SecurityNet: Assessing Machine Learning Vulnerabilities on Public Models

  • paper_url: http://arxiv.org/abs/2310.12665
  • repo_url: https://github.com/securitynet-research/securitynet
  • paper_authors: Boyang Zhang, Zheng Li, Ziqing Yang, Xinlei He, Michael Backes, Mario Fritz, Yang Zhang
  • for: 本研究旨在全面描述机器学习模型的安全和隐私漏洞,并在实际应用中进行评估。
  • methods: 本研究使用公开可用的模型 weights 从互联网(公共模型)来评估机器学习模型的攻击和防御方法。我们建立了一个名为 SecurityNet 的数据库,包含 910 个图像分类模型的注解。我们Then analyze the effectiveness of several representative attacks/defenses, including model stealing attacks, membership inference attacks, and backdoor detection on these public models.
  • results: 我们的评估表明,使用公共模型进行评估时,攻击和防御方法的效果会异常 significatively 不同于使用自己训练的模型。我们将 SecurityNet 分享给研究人员,并建议他们在未来的研究中使用公共模型进行实验,以更好地证明他们的提议的方法的效果。
    Abstract While advanced machine learning (ML) models are deployed in numerous real-world applications, previous works demonstrate these models have security and privacy vulnerabilities. Various empirical research has been done in this field. However, most of the experiments are performed on target ML models trained by the security researchers themselves. Due to the high computational resource requirement for training advanced models with complex architectures, researchers generally choose to train a few target models using relatively simple architectures on typical experiment datasets. We argue that to understand ML models' vulnerabilities comprehensively, experiments should be performed on a large set of models trained with various purposes (not just the purpose of evaluating ML attacks and defenses). To this end, we propose using publicly available models with weights from the Internet (public models) for evaluating attacks and defenses on ML models. We establish a database, namely SecurityNet, containing 910 annotated image classification models. We then analyze the effectiveness of several representative attacks/defenses, including model stealing attacks, membership inference attacks, and backdoor detection on these public models.
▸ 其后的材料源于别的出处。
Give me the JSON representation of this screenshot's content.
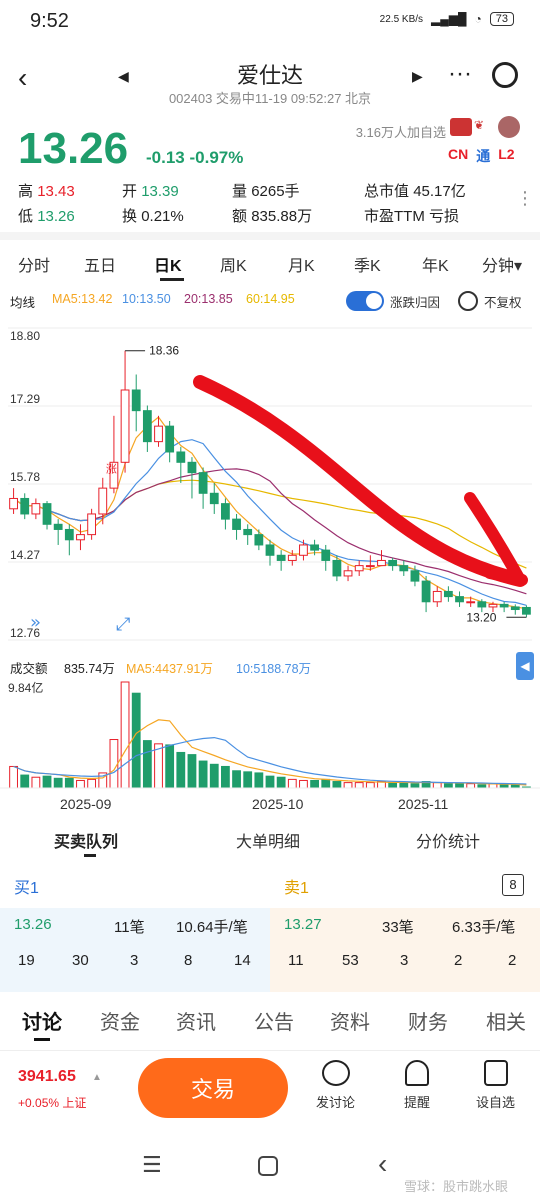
{
  "status": {
    "time": "9:52",
    "speed": "22.5 KB/s",
    "battery": "73"
  },
  "header": {
    "title": "爱仕达",
    "subtitle": "002403 交易中11-19 09:52:27 北京",
    "followers": "3.16万人加自选",
    "tags": [
      "CN",
      "通",
      "L2"
    ]
  },
  "quote": {
    "price": "13.26",
    "change": "-0.13",
    "change_pct": "-0.97%",
    "high_label": "高",
    "high": "13.43",
    "open_label": "开",
    "open": "13.39",
    "vol_label": "量",
    "vol": "6265手",
    "mcap_label": "总市值",
    "mcap": "45.17亿",
    "low_label": "低",
    "low": "13.26",
    "turnover_label": "换",
    "turnover": "0.21%",
    "amount_label": "额",
    "amount": "835.88万",
    "pe_label": "市盈TTM",
    "pe": "亏损"
  },
  "tabs": [
    "分时",
    "五日",
    "日K",
    "周K",
    "月K",
    "季K",
    "年K",
    "分钟▾"
  ],
  "ma": {
    "label": "均线",
    "ma5": "MA5:13.42",
    "ma10": "10:13.50",
    "ma20": "20:13.85",
    "ma60": "60:14.95",
    "toggle_label": "涨跌归因",
    "adjust_label": "不复权"
  },
  "chart": {
    "y_labels": [
      "18.80",
      "17.29",
      "15.78",
      "14.27",
      "12.76"
    ],
    "high_mark": "18.36",
    "low_mark": "13.20",
    "zhang": "涨",
    "colors": {
      "up": "#e8202a",
      "down": "#1f9d6b",
      "ma5": "#f5a623",
      "ma10": "#4a90e2",
      "ma20": "#9b2f6e",
      "ma60": "#e6b800"
    }
  },
  "chart_data": {
    "type": "candlestick",
    "y_range": [
      12.76,
      18.8
    ],
    "x_labels": [
      "2025-09",
      "2025-10",
      "2025-11"
    ],
    "candles": [
      [
        15.3,
        15.5,
        15.7,
        15.2
      ],
      [
        15.5,
        15.2,
        15.6,
        15.1
      ],
      [
        15.2,
        15.4,
        15.5,
        15.1
      ],
      [
        15.4,
        15.0,
        15.45,
        14.9
      ],
      [
        15.0,
        14.9,
        15.1,
        14.6
      ],
      [
        14.9,
        14.7,
        15.0,
        14.4
      ],
      [
        14.7,
        14.8,
        15.0,
        14.5
      ],
      [
        14.8,
        15.2,
        15.3,
        14.7
      ],
      [
        15.2,
        15.7,
        15.9,
        15.0
      ],
      [
        15.7,
        16.2,
        17.1,
        15.6
      ],
      [
        16.2,
        17.6,
        18.36,
        16.0
      ],
      [
        17.6,
        17.2,
        17.9,
        16.8
      ],
      [
        17.2,
        16.6,
        17.3,
        16.4
      ],
      [
        16.6,
        16.9,
        17.1,
        16.5
      ],
      [
        16.9,
        16.4,
        17.0,
        16.2
      ],
      [
        16.4,
        16.2,
        16.5,
        15.8
      ],
      [
        16.2,
        16.0,
        16.3,
        15.5
      ],
      [
        16.0,
        15.6,
        16.1,
        15.3
      ],
      [
        15.6,
        15.4,
        15.8,
        15.2
      ],
      [
        15.4,
        15.1,
        15.5,
        14.9
      ],
      [
        15.1,
        14.9,
        15.2,
        14.7
      ],
      [
        14.9,
        14.8,
        15.0,
        14.6
      ],
      [
        14.8,
        14.6,
        14.9,
        14.5
      ],
      [
        14.6,
        14.4,
        14.7,
        14.2
      ],
      [
        14.4,
        14.3,
        14.5,
        14.1
      ],
      [
        14.3,
        14.4,
        14.5,
        14.2
      ],
      [
        14.4,
        14.6,
        14.7,
        14.3
      ],
      [
        14.6,
        14.5,
        14.7,
        14.4
      ],
      [
        14.5,
        14.3,
        14.6,
        14.1
      ],
      [
        14.3,
        14.0,
        14.4,
        13.9
      ],
      [
        14.0,
        14.1,
        14.2,
        13.9
      ],
      [
        14.1,
        14.2,
        14.3,
        14.0
      ],
      [
        14.2,
        14.2,
        14.4,
        14.1
      ],
      [
        14.2,
        14.3,
        14.5,
        14.2
      ],
      [
        14.3,
        14.2,
        14.35,
        14.1
      ],
      [
        14.2,
        14.1,
        14.3,
        14.0
      ],
      [
        14.1,
        13.9,
        14.2,
        13.8
      ],
      [
        13.9,
        13.5,
        14.0,
        13.3
      ],
      [
        13.5,
        13.7,
        13.8,
        13.4
      ],
      [
        13.7,
        13.6,
        13.8,
        13.5
      ],
      [
        13.6,
        13.5,
        13.7,
        13.4
      ],
      [
        13.5,
        13.5,
        13.6,
        13.4
      ],
      [
        13.5,
        13.4,
        13.55,
        13.3
      ],
      [
        13.4,
        13.45,
        13.5,
        13.3
      ],
      [
        13.45,
        13.4,
        13.5,
        13.3
      ],
      [
        13.4,
        13.35,
        13.45,
        13.25
      ],
      [
        13.39,
        13.26,
        13.43,
        13.2
      ]
    ],
    "volumes": [
      2.0,
      1.2,
      1.0,
      1.1,
      0.9,
      0.9,
      0.7,
      0.8,
      1.4,
      4.5,
      9.84,
      8.8,
      4.4,
      4.1,
      4.0,
      3.3,
      3.1,
      2.5,
      2.2,
      2.0,
      1.6,
      1.5,
      1.4,
      1.1,
      1.0,
      0.8,
      0.7,
      0.7,
      0.8,
      0.6,
      0.5,
      0.5,
      0.5,
      0.6,
      0.5,
      0.5,
      0.4,
      0.6,
      0.5,
      0.4,
      0.4,
      0.4,
      0.3,
      0.4,
      0.3,
      0.3,
      0.09
    ]
  },
  "volume": {
    "label": "成交额",
    "value": "835.74万",
    "ma5": "MA5:4437.91万",
    "ma10": "10:5188.78万",
    "max": "9.84亿"
  },
  "sections": [
    "买卖队列",
    "大单明细",
    "分价统计"
  ],
  "queue": {
    "buy_label": "买1",
    "sell_label": "卖1",
    "count_box": "8",
    "buy": {
      "price": "13.26",
      "orders": "11笔",
      "avg": "10.64手/笔",
      "nums": [
        "19",
        "30",
        "3",
        "8",
        "14"
      ]
    },
    "sell": {
      "price": "13.27",
      "orders": "33笔",
      "avg": "6.33手/笔",
      "nums": [
        "11",
        "53",
        "3",
        "2",
        "2"
      ]
    }
  },
  "bottom_nav": [
    "讨论",
    "资金",
    "资讯",
    "公告",
    "资料",
    "财务",
    "相关"
  ],
  "index": {
    "value": "3941.65",
    "change": "+0.05% 上证"
  },
  "trade_label": "交易",
  "tools": [
    "发讨论",
    "提醒",
    "设自选"
  ],
  "watermark": "雪球：股市跳水眼"
}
Our evaluation empirically shows the performance of these attacks/defenses can vary significantly on public models compared to self-trained models. We share SecurityNet with the research community. and advocate researchers to perform experiments on public models to better demonstrate their proposed methods' effectiveness in the future.
    摘要 While advanced machine learning (ML) models are deployed in numerous real-world applications, previous works demonstrate these models have security and privacy vulnerabilities. Various empirical research has been done in this field. However, most of the experiments are performed on target ML models trained by the security researchers themselves. Due to the high computational resource requirement for training advanced models with complex architectures, researchers generally choose to train a few target models using relatively simple architectures on typical experiment datasets. We argue that to understand ML models' vulnerabilities comprehensively, experiments should be performed on a large set of models trained with various purposes (not just the purpose of evaluating ML attacks and defenses). To this end, we propose using publicly available models with weights from the Internet (public models) for evaluating attacks and defenses on ML models. We establish a database, namely SecurityNet, containing 910 annotated image classification models. We then analyze the effectiveness of several representative attacks/defenses, including model stealing attacks, membership inference attacks, and backdoor detection on these public models. Our evaluation empirically shows the performance of these attacks/defenses can vary significantly on public models compared to self-trained models. We share SecurityNet with the research community and advocate researchers to perform experiments on public models to better demonstrate their proposed methods' effectiveness in the future.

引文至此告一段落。